Telelift is the idea of a 22-year-old named Rahul Tiwari who studied Engineering at Purdue University in Indiana. His drones hover at 200 feet while attached to solar panels or a power source on the ground, using around the same amount of power as a microwave.
Tiwari told CNN Business that he was actually trying to come up with something that would aid the fight against poaching in parts of Africa when he came upon the “flying internet” idea.
Tiwari initially intended his drones to be used as anti-poaching “flying watchtowers” in Africa, but when he spoke to industry insiders, he saw a bigger potential.
“If we took the drones that we were building — that were very powerful, they could fly for a very, very long time — and basically stuck 4G routers on them, we could bring the internet wherever we want it,” he said.
Outside the main cities, mobile coverage tails off significantly in parts of the developing world. Tiwari is now looking to work with network providers to target suburbs, where they can cover the most people per drone.
The idea is to first deal with the suburbs and then move on to more remote areas.
“They [network providers] are willing to pay for a product that can do it,” Tiwari emphasised. “It’s good business and it happens to be good for the world.”
According to the Telelift creator, each drone can provide high-quality internet for several hundred people over a radius of between 20 miles and 30 miles. Thus, remote areas may only need one drone, while suburbs may need several.

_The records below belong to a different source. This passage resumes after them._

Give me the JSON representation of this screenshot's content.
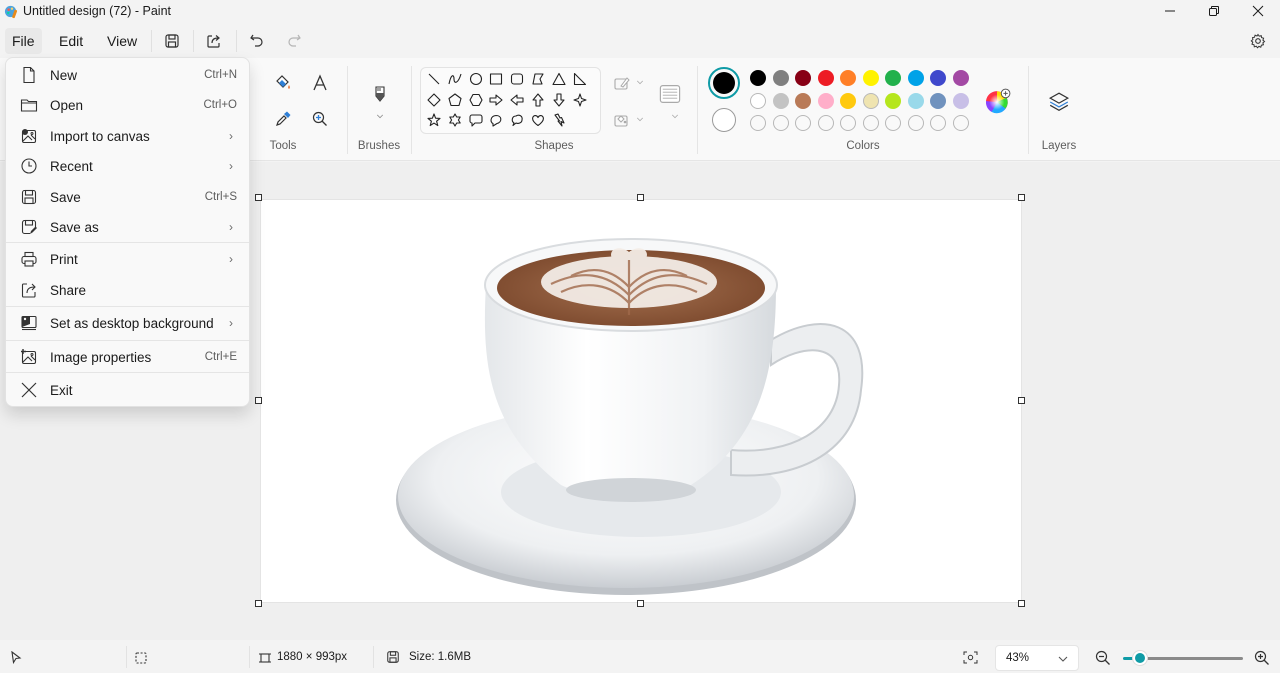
{
  "window": {
    "title": "Untitled design (72) - Paint"
  },
  "menubar": {
    "items": [
      "File",
      "Edit",
      "View"
    ],
    "active": "File"
  },
  "ribbon": {
    "groups": {
      "tools": "Tools",
      "brushes": "Brushes",
      "shapes": "Shapes",
      "colors": "Colors",
      "layers": "Layers"
    },
    "primary_color": "#000000",
    "secondary_color": "#ffffff",
    "palette_row1": [
      "#000000",
      "#7f7f7f",
      "#880015",
      "#ed1c24",
      "#ff7f27",
      "#fff200",
      "#22b14c",
      "#00a2e8",
      "#3f48cc",
      "#a349a4"
    ],
    "palette_row2": [
      "#ffffff",
      "#c3c3c3",
      "#b97a57",
      "#ffaec9",
      "#ffc90e",
      "#efe4b0",
      "#b5e61d",
      "#99d9ea",
      "#7092be",
      "#c8bfe7"
    ],
    "palette_row3_empty_slots": 10,
    "shapes": [
      "line",
      "curve",
      "oval",
      "rectangle",
      "rounded-rectangle",
      "polygon",
      "triangle",
      "right-triangle",
      "diamond",
      "pentagon",
      "hexagon",
      "right-arrow",
      "left-arrow",
      "up-arrow",
      "down-arrow",
      "four-point-star",
      "five-point-star",
      "six-point-star",
      "rounded-callout",
      "oval-callout",
      "cloud-callout",
      "heart",
      "lightning"
    ]
  },
  "file_menu": {
    "items": [
      {
        "label": "New",
        "shortcut": "Ctrl+N",
        "submenu": false,
        "icon": "new-file-icon"
      },
      {
        "label": "Open",
        "shortcut": "Ctrl+O",
        "submenu": false,
        "icon": "folder-icon"
      },
      {
        "label": "Import to canvas",
        "shortcut": "",
        "submenu": true,
        "icon": "import-image-icon"
      },
      {
        "label": "Recent",
        "shortcut": "",
        "submenu": true,
        "icon": "clock-icon"
      },
      {
        "label": "Save",
        "shortcut": "Ctrl+S",
        "submenu": false,
        "icon": "save-icon"
      },
      {
        "label": "Save as",
        "shortcut": "",
        "submenu": true,
        "icon": "save-as-icon"
      },
      {
        "label": "Print",
        "shortcut": "",
        "submenu": true,
        "icon": "printer-icon"
      },
      {
        "label": "Share",
        "shortcut": "",
        "submenu": false,
        "icon": "share-icon"
      },
      {
        "label": "Set as desktop background",
        "shortcut": "",
        "submenu": true,
        "icon": "desktop-background-icon"
      },
      {
        "label": "Image properties",
        "shortcut": "Ctrl+E",
        "submenu": false,
        "icon": "image-properties-icon"
      },
      {
        "label": "Exit",
        "shortcut": "",
        "submenu": false,
        "icon": "close-icon"
      }
    ],
    "chevron": "›"
  },
  "canvas": {
    "image_subject": "Latte art coffee cup on saucer"
  },
  "statusbar": {
    "dimensions": "1880 × 993px",
    "size": "Size: 1.6MB",
    "zoom": "43%",
    "zoom_fraction": 0.08
  }
}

The Telelift drones cost from USD 40 K and are fully automated in flight, but would require a pilot for take-off and landing. Tiwari stated that some countries would require more oversight from a pilot.
Spooky Action is understood to now be working with non-profit, WeRobotics, which the 22-year-old said is facilitating introductions to African network providers.
However, Spooky Action might see its Telelift intervention face some daunting hurdles in parts of Africa where civil aviation authorities seem not to be ready for unmanned aerial vehicles (UAVs) and are either shooting them down or keeping them grounded.